In our view, the general tenet of the FSA’s draft guidance, as well as many elements of what it believes to be good and bad practice, represent common sense.

But we are concerned that aspects of the FSA’s guidance appear to be moving firms away from a compromise on which there is mutual agreement on how to deal with financial difficulty, towards a position where a firm is, in effect, imposing a solution on the borrower.

Balancing prudential and conduct requirements in order to deliver both a fair outcome for the consumer while acting in the best interests of the firm will be a key challenge as we move to a regulatory regime overseen by the Prudential Regulation Authority and the Financial Conduct Authority.

In its cost-benefit analysis, the FSA observes that the forbearance practices of firms "have largely developed in the absence of any clear specific strategy." We do not believe, however, that this gives sufficient recognition to the external pressures that the government, the courts and the FSA have all placed on firms to show greater forbearance as borrowers try to cope with a rise in mortgage arrears.

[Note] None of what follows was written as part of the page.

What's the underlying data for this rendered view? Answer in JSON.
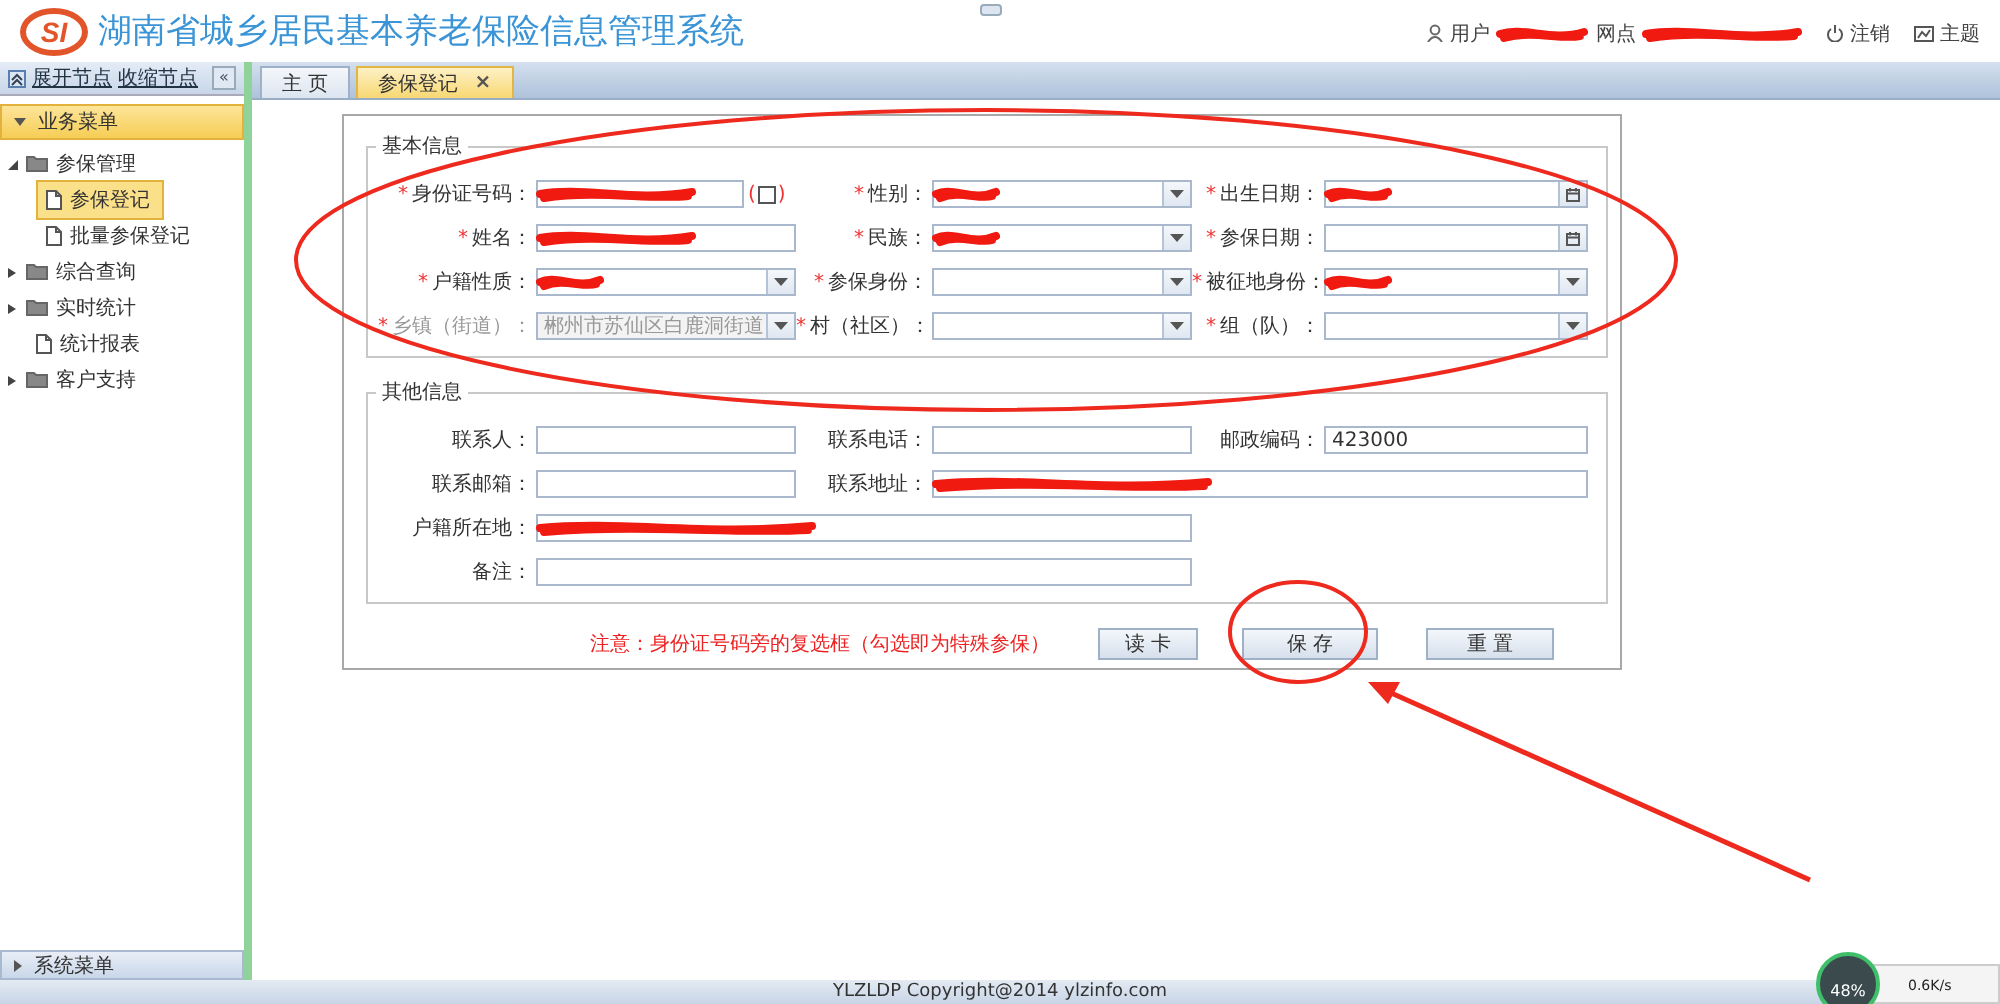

The FSA is concerned about forbearance that puts borrowers "in a worse position than they would have been otherwise." It is not clear, however, whether the FSA is asking firms to consider only the long-term monetary impact of forbearance or whether it believes they also need to take into account other, non-monetary effects. With possession clearly seen as the last resort, and firms under pressure to help borrowers through a period of short-term financial difficulty, lenders are concerned about the risk of retrospective regulatory judgements, made with the benefit of hindsight.

We have asked the FSA to reconsider how its guidance would apply in practice, particularly from a conduct perspective. Lenders want to work with the FSA to ensure its guidance meets the regulator’s policy intentions.